Now..I just feel...empty. Empty. Its a feeling I should be used to. I don't know what the hell I'm doing, and it scares me. I don't know how I'm going to make it...how I'm going to raise the kids on my own. Nothing's going like I planned, like I wanted. My kids are sick - and I can't afford to buy them cold medicine. Oh, they'll be fine...but, I feel like such a horrible let-down of a mother. I can't afford to buy my daughter the one toy that I want to get her for her first birthday (which was yesterday, btw)...and I feel like shit. How am I going to provide for them when I'm so overwhelmed with something as simple as housework?
On many levels things are much better, and I can feel it. I know it, the kids know it. I'm happier, even with this..and it shows, I think. I try to remain positive, try to look on the 'bright side', but this morning.....it just feels like a big gaping hole in front of me. There's an abyss beneath my feet, and I'm scrabbling to hold onto the edge.
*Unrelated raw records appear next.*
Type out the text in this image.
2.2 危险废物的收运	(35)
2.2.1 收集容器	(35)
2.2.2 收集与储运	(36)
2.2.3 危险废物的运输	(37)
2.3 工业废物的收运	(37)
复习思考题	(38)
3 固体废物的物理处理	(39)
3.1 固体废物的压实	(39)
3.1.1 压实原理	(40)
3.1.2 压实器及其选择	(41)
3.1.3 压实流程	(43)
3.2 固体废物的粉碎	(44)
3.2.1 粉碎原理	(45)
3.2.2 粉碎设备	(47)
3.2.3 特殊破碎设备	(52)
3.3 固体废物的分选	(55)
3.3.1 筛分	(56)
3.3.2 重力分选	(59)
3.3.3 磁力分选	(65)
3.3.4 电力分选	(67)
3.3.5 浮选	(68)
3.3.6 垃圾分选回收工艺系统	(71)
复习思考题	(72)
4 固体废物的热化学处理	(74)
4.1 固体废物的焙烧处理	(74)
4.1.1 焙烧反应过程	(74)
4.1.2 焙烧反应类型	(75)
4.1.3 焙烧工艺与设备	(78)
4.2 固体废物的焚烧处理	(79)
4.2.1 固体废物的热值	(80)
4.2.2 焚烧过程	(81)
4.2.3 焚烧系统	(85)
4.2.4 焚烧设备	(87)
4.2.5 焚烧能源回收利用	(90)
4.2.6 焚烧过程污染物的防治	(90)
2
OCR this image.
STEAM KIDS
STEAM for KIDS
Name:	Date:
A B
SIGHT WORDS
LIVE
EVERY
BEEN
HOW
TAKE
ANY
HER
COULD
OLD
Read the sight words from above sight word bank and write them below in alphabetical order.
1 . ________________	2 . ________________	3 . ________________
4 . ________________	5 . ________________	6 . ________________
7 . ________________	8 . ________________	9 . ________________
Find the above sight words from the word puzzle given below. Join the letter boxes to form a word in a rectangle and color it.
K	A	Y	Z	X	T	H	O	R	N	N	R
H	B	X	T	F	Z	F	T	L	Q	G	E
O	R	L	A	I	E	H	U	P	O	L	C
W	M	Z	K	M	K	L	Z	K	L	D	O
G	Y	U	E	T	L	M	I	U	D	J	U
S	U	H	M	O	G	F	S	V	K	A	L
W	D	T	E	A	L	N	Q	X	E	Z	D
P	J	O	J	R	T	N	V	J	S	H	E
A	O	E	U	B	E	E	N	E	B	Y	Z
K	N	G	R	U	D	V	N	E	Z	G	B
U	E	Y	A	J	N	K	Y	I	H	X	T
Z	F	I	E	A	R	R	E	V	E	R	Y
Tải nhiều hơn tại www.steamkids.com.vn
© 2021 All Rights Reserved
There's a light...but, I don't want to reach for it just yet. Too quick, too new. I'd only be falling into the same old patterns...and I want my life to change, to be better...for the kids, for me. I want to pull myself out of the mire...I know that I can do it. But, logic has little to do with emotion. I assure myself, try to tell myself that I'm better, that this won't last.
I'm alright...I'm just...faltering. I'm allowed.